Course participants are encouraged to join in the discussions with comments, interpretations, and questions. To facilitate that community-building ethic among us, questions will be offered to address in each class. Following Hurston’s lead, we will “discover a jumble of small things priceless and worthless” as we learn to appreciate and enjoy her presentation of African American life through African Americans’ own folklore stories. 

Zora Neale Hurston and an Introduction to African American Folklore Syllabus


About the Instructor

Norlisha Crawford, Associate Professor Emerita, University of Wisconsin Oshkosh 

I graduated from the University of Maryland, Department of English, (’01). My dissertation was a focused study of the Harlem-based police detective series written by African American author Chester Himes. I have published papers, given talks and keynote addresses, and participated on conference panels, nationally and internationally, concerning Himes’ works specifically and more generally African American fiction. 
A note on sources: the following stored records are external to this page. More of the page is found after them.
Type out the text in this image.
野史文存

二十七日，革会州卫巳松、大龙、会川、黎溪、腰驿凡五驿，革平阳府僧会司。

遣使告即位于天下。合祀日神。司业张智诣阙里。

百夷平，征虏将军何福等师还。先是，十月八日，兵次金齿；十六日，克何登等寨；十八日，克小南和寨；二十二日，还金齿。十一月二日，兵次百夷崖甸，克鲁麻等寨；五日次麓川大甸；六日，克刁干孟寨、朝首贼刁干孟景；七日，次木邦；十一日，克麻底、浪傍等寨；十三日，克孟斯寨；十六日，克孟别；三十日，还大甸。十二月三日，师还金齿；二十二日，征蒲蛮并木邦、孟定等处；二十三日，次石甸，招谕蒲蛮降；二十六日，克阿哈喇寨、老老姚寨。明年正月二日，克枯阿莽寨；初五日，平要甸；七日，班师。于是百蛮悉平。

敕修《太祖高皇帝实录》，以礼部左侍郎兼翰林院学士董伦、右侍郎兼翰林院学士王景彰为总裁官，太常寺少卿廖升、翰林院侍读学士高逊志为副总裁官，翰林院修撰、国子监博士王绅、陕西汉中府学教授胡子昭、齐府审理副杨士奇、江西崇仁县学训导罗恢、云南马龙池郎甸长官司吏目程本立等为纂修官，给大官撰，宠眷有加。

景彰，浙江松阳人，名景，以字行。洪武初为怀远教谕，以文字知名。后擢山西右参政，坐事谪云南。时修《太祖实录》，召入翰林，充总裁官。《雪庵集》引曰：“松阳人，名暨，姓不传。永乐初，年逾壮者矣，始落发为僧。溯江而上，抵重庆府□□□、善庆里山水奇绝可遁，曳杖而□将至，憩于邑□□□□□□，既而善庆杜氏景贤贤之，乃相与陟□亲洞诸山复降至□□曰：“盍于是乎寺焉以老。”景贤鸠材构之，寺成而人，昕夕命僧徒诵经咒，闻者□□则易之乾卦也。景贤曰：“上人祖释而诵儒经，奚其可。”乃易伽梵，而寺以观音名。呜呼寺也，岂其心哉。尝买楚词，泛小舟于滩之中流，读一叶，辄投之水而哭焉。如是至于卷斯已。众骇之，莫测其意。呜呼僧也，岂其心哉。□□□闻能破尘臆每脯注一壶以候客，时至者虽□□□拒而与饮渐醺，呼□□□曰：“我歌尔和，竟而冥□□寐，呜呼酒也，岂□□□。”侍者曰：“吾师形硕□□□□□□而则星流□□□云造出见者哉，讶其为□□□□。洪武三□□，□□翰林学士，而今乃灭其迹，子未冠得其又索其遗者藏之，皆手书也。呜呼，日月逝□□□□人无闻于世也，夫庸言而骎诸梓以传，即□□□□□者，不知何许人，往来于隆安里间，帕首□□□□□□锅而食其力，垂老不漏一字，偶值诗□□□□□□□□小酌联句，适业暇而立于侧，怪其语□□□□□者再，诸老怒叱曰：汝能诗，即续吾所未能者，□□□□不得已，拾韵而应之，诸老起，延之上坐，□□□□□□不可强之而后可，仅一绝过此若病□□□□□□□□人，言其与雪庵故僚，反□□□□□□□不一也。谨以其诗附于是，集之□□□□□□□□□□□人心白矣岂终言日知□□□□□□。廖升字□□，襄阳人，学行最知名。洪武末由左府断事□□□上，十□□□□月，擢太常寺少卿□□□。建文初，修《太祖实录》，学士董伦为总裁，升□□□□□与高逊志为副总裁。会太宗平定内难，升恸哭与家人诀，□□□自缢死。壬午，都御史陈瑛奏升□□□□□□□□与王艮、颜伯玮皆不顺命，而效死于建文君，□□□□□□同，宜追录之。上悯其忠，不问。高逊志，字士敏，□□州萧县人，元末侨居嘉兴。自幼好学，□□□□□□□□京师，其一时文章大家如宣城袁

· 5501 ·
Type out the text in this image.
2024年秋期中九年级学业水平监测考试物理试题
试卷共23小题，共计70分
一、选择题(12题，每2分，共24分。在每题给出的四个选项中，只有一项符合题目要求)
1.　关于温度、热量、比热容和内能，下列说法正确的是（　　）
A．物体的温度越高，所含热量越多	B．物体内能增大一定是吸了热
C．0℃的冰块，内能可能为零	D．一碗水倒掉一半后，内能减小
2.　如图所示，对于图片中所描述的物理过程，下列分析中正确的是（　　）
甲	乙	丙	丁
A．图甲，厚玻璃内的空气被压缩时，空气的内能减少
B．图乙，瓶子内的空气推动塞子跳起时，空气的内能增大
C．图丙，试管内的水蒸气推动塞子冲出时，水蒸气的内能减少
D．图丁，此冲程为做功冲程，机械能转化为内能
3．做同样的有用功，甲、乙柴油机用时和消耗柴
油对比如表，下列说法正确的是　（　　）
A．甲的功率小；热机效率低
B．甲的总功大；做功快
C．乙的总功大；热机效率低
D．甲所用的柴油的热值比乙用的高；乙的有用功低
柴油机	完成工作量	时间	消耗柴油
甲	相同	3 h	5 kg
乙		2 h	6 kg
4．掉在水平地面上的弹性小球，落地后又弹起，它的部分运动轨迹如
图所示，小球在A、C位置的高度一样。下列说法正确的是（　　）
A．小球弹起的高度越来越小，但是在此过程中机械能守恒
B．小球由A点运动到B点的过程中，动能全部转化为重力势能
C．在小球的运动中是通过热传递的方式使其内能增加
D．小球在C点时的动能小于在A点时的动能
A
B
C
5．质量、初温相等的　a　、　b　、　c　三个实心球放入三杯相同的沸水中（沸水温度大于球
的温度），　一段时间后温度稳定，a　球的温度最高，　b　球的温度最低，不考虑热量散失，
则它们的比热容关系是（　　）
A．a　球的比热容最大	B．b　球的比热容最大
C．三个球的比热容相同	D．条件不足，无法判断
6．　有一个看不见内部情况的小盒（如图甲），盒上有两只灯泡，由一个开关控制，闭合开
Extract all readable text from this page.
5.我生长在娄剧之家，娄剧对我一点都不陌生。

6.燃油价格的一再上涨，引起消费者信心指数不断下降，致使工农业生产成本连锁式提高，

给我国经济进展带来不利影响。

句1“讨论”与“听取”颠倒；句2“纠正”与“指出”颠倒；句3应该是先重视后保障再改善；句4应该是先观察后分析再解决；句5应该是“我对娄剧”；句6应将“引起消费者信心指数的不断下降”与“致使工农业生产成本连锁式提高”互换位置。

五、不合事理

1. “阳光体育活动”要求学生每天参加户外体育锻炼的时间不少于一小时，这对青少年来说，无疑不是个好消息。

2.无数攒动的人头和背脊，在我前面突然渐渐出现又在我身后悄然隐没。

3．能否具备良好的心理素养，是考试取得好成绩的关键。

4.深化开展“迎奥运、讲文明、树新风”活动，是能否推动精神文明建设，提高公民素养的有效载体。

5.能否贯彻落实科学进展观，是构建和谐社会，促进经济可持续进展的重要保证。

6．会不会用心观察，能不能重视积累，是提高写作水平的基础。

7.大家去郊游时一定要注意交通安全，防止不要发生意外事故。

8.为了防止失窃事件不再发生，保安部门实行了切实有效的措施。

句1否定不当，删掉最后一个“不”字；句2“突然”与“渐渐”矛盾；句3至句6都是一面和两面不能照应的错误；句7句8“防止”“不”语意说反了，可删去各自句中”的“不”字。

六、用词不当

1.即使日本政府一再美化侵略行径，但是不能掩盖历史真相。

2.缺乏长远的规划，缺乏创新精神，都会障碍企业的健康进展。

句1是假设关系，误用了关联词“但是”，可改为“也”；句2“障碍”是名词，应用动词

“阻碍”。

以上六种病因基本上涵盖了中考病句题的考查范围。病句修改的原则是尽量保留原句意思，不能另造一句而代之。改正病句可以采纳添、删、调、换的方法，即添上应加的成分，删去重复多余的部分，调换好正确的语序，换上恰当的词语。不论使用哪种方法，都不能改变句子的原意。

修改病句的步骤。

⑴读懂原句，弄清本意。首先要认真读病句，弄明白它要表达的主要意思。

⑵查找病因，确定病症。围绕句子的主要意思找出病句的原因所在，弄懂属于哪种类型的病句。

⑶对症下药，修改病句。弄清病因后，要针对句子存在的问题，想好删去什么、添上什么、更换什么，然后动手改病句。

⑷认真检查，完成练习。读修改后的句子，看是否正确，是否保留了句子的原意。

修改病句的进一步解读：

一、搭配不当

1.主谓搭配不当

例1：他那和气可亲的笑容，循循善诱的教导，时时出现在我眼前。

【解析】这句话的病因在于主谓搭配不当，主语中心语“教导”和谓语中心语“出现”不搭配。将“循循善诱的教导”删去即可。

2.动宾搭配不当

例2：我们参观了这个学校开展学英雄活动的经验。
As an assistant professor, I taught in the Department of English at Bucknell University (BU), 2001-2006. I left BU to direct the African American Studies Program at the University of Wisconsin Oshkosh (UWO). As an associate professor at UWO, I also was a faculty member in the Dept of English, 2006-2017. I retired early from UWO, and returned to my hometown, Washington, DC, to begin a grand adventure inventing a new product that will be a baking tool.